亦此の陣で、関白が僅か十四五騎ばかりで居たことがある。井伊直政は今こそ秀吉を討ち取る好機だと、家康に耳語したところ、「自分を頼み切って居るのに、籠の鳥を殺すような酷《むご》いことは出来ない。天下をとるのは運命であって、畢竟《ひっきょう》人力の及ぶ所でない」と、たしなめたと云う。
強い者に対した時だけ、信義を振り廻すのが一番であると確信して居る家康の処世術のこれが要訣である。つまり、家康は無理はしたくなかったのである。
とにかく秀吉は、斯んな流言を有害と見做《みな》して、早速取消運動にかかって居る。自ら巡視と称して刀を従者に預けたまま、小姓四五人を連れて大声をあげて家康の陣に行き、徹宵して酒を飲んで快談した。

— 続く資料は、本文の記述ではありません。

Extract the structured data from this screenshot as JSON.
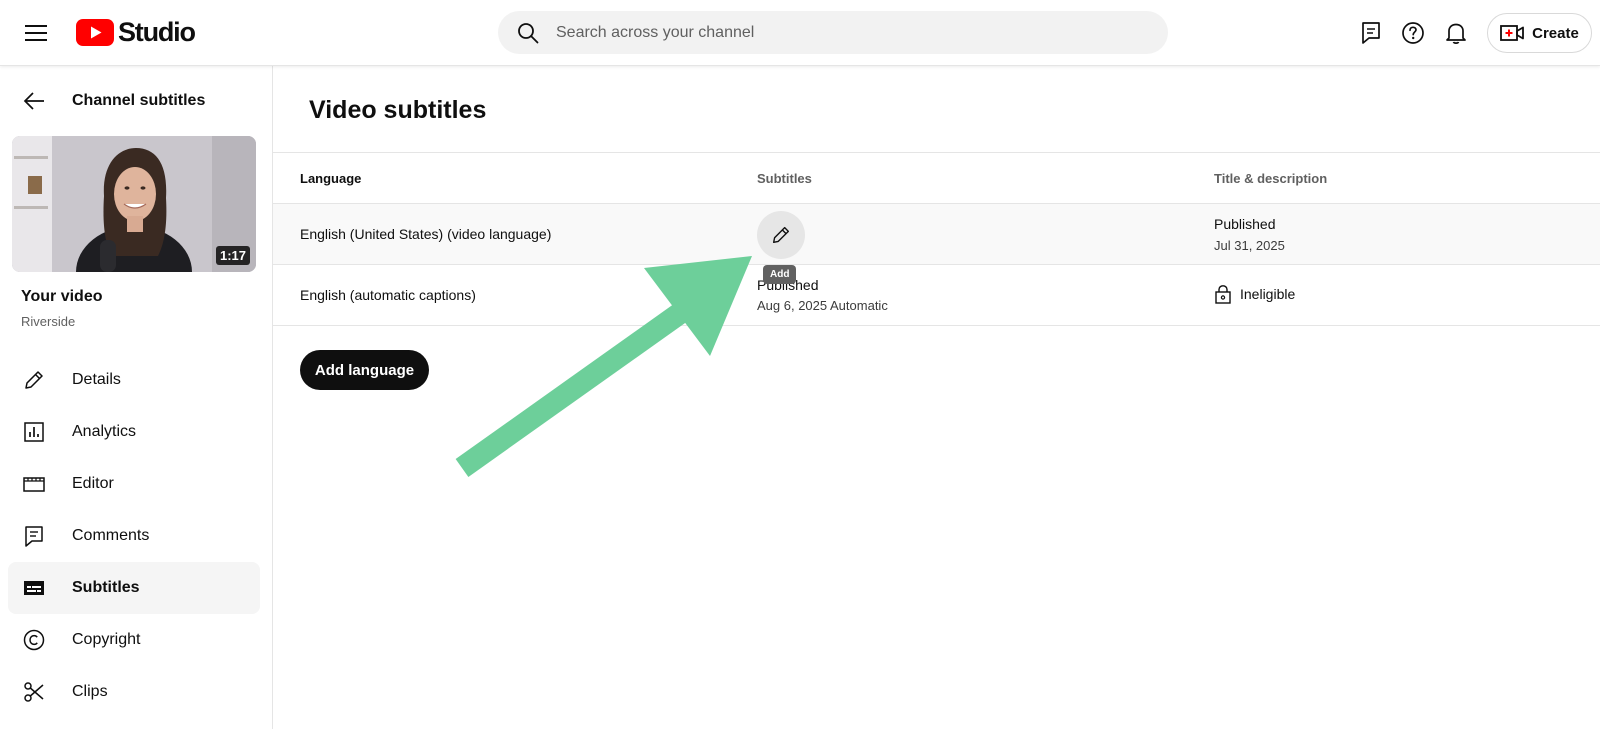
{
  "header": {
    "logo_text": "Studio",
    "search_placeholder": "Search across your channel",
    "create_label": "Create"
  },
  "sidebar": {
    "back_label": "Channel subtitles",
    "video": {
      "duration": "1:17",
      "title": "Your video",
      "channel": "Riverside"
    },
    "items": [
      {
        "label": "Details",
        "icon": "pencil-icon"
      },
      {
        "label": "Analytics",
        "icon": "analytics-icon"
      },
      {
        "label": "Editor",
        "icon": "editor-icon"
      },
      {
        "label": "Comments",
        "icon": "comments-icon"
      },
      {
        "label": "Subtitles",
        "icon": "subtitles-icon",
        "active": true
      },
      {
        "label": "Copyright",
        "icon": "copyright-icon"
      },
      {
        "label": "Clips",
        "icon": "scissors-icon"
      }
    ]
  },
  "main": {
    "title": "Video subtitles",
    "columns": [
      "Language",
      "Subtitles",
      "Title & description"
    ],
    "rows": [
      {
        "language": "English (United States) (video language)",
        "subtitles_tooltip": "Add",
        "title_status": "Published",
        "title_date": "Jul 31, 2025"
      },
      {
        "language": "English (automatic captions)",
        "subtitles_status": "Published",
        "subtitles_date": "Aug 6, 2025 Automatic",
        "title_status": "Ineligible"
      }
    ],
    "add_language_label": "Add language"
  },
  "colors": {
    "brand_red": "#ff0000",
    "annotation_arrow": "#6dcf9a",
    "primary_button": "#0f0f0f"
  }
}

覿面《てきめん》に此の効果はあがって謡言は終熄したが、要するに今後の問題は、持久戦に漸く倦んだ士気を如何に作興するかにある。
此の時小早川隆景進言して言うのに、父の毛利元就が往年尼子義久と対陣した際、小歌、踊り、能、噺《はやし》をやって長陣を張り、敵を退屈させて勝つことが出来たと言った。秀吉も此の言を嘉納し、ここに小田原は戦塵の中にあって歓楽場に変ったのである。

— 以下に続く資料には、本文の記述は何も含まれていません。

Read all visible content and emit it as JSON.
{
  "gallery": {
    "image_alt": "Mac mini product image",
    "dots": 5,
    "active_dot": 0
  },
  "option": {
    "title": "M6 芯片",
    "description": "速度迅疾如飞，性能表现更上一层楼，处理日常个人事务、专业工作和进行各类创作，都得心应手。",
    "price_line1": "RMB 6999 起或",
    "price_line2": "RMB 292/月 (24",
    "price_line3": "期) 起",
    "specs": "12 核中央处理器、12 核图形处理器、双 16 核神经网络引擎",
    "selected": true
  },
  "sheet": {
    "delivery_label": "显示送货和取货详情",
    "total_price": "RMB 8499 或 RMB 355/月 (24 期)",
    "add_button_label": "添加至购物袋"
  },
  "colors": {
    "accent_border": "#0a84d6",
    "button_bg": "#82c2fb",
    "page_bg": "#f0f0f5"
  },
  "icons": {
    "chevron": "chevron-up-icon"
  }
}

東西南北に小路《こうじ》を割り、広大な書院や数寄屋を建て、庭には草花などを植え、町人は小屋をかけて諸国の名物等を持って来て市をなして居る。京や田舎の遊女も小屋がけをして色めきあったと云うが、恐らく事実は此れ以上に賑ったことと思われる。
その上秀吉は諸将に、その女房達を招き寄せることを勧め、自分でも愛妾の淀君を呼び寄せて居る。淀君が東下の途中、足柄の関で抑留した為、関守はその領地を没収された様な悲喜劇もあった。或時は数寄屋に名器を備え、家康、信雄等を招待して茶の湯会をやって居る。やがて酔が廻り、美妓が舞うにつれ一座は、一段と浮かれ、「とんとろ/\、とろゝなるかまも、とろゝなる釜も、湯がたぎる、たぎる、たぎるやたぎる」と、謡ったところ、釜の蓋もわきかえり、拍子を合せるようであったと云う。
此の情景を描いた甫菴《ほあん》は最後に、「群疑を静め、諸勢を慰め、浮やかにし給ひし才には中々信長公も及ぶまじきか」と批評して居るが、適評である。